Comme le rappelle A. de Peretti381, la compréhension générale des conditions d'apprentissage fut largement facilitée par les travaux conduits en sciences humaines depuis plusieurs décennies et en particulier par ceux de K. Lewin sur la dynamique des groupes et par ceux de J. Piaget et de C. Rogers. Nous ne reviendrons évidemment pas sur les oeuvres et les concepts développés par ces auteurs, ni sur la très riche et très importante littérature, plus contemporaine, consacrée à ce sujet, mais nous essaierons, en quelques pages, de repérer et de commenter quelques situations qui, selon notre expérience, facilitent, voire conditionnent l'acte d'apprendre.

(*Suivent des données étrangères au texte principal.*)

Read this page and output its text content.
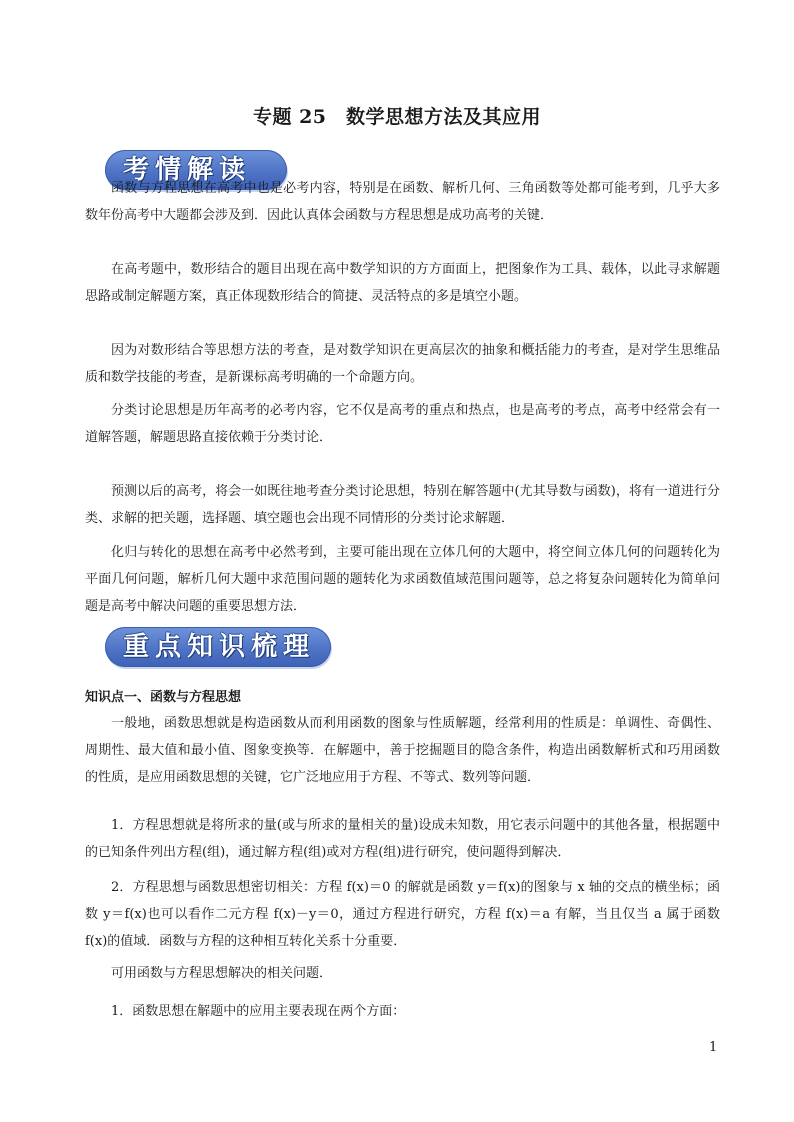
专题 25　数学思想方法及其应用
考情解读

函数与方程思想在高考中也是必考内容，特别是在函数、解析几何、三角函数等处都可能考到，几乎大多数年份高考中大题都会涉及到．因此认真体会函数与方程思想是成功高考的关键．

在高考题中，数形结合的题目出现在高中数学知识的方方面面上，把图象作为工具、载体，以此寻求解题思路或制定解题方案，真正体现数形结合的简捷、灵活特点的多是填空小题。

因为对数形结合等思想方法的考查，是对数学知识在更高层次的抽象和概括能力的考查，是对学生思维品质和数学技能的考查，是新课标高考明确的一个命题方向。

分类讨论思想是历年高考的必考内容，它不仅是高考的重点和热点，也是高考的考点，高考中经常会有一道解答题，解题思路直接依赖于分类讨论．

预测以后的高考，将会一如既往地考查分类讨论思想，特别在解答题中(尤其导数与函数)，将有一道进行分类、求解的把关题，选择题、填空题也会出现不同情形的分类讨论求解题．

化归与转化的思想在高考中必然考到，主要可能出现在立体几何的大题中，将空间立体几何的问题转化为平面几何问题，解析几何大题中求范围问题的题转化为求函数值域范围问题等，总之将复杂问题转化为简单问题是高考中解决问题的重要思想方法．

重点知识梳理
知识点一、函数与方程思想

一般地，函数思想就是构造函数从而利用函数的图象与性质解题，经常利用的性质是：单调性、奇偶性、周期性、最大值和最小值、图象变换等．在解题中，善于挖掘题目的隐含条件，构造出函数解析式和巧用函数的性质，是应用函数思想的关键，它广泛地应用于方程、不等式、数列等问题．

1．方程思想就是将所求的量(或与所求的量相关的量)设成未知数，用它表示问题中的其他各量，根据题中的已知条件列出方程(组)，通过解方程(组)或对方程(组)进行研究，使问题得到解决．

2．方程思想与函数思想密切相关：方程 f(x)＝0 的解就是函数 y＝f(x)的图象与 x 轴的交点的横坐标；函数 y＝f(x)也可以看作二元方程 f(x)－y＝0，通过方程进行研究，方程 f(x)＝a 有解，当且仅当 a 属于函数 f(x)的值域．函数与方程的这种相互转化关系十分重要．

可用函数与方程思想解决的相关问题．

1．函数思想在解题中的应用主要表现在两个方面：

1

La motivation, nous l'avons écrit, est un moteur puissant de l'apprentissage, l'utilité sociale et/ou professionnelle des savoirs à acquérir aussi. Mais une relation pédagogique, pour être réellement fructueuse, ne se construit pas dans la contrainte. En effet, le savoir ne se produit pas, ou mal, dans l'insécurité d'un pouvoir sommatif, mais dans la liberté et la "décision" individuelle. Les savoirs construits dans la contrainte et le déplaisir, le plus souvent notionnels, ont une durée de vie souvent extrêmement réduite ; pour s'en convaincre, il suffit de se retourner un instant sur son propre passé scolaire. De plus, un tel "savoir" nuit souvent aux apprentissages ultérieurs en créant soit un effet de philtre, soit en replongeant, à son insu, l'apprenant adulte dans des situations pédagogiques traumatisantes. Ces affirmations demanderaient à être davantage développées car elles sont fondamentales, mais l'espace de ce chapitre ne nous le permet pas382. La confiance et la réciprocité apparaissent aussi comme des composantes essentielles d'une relation pédagogique favorable à l'acte d'apprendre, car apprendre c'est agir383. Confiance en soi et en l'autre, qu'il soit formateur ou apprenant. Relation construite dans la réciprocité au sens où chacun reconnaît l'autre pour ce qu'il est dans sa richesse et ses insuffisances, en essayant de ne pas s'arrêter à ses premières représentations, ses premières impressions. L'éducation des adultes est en cela une bonne école de la tolérance et de l'ouverture à l'autre. Quant à la réciprocité, elle vise à donner à chacun un statut non dépendant, à faire que la parole soit un acte partagé, à accepter que le savoir soit potentiellement partagé par tous, et que chacun, quelque soit son passé et son statut, donne et reçoit, selon ses moyens, des éléments de connaissance propices à la réflexion ou à l'action.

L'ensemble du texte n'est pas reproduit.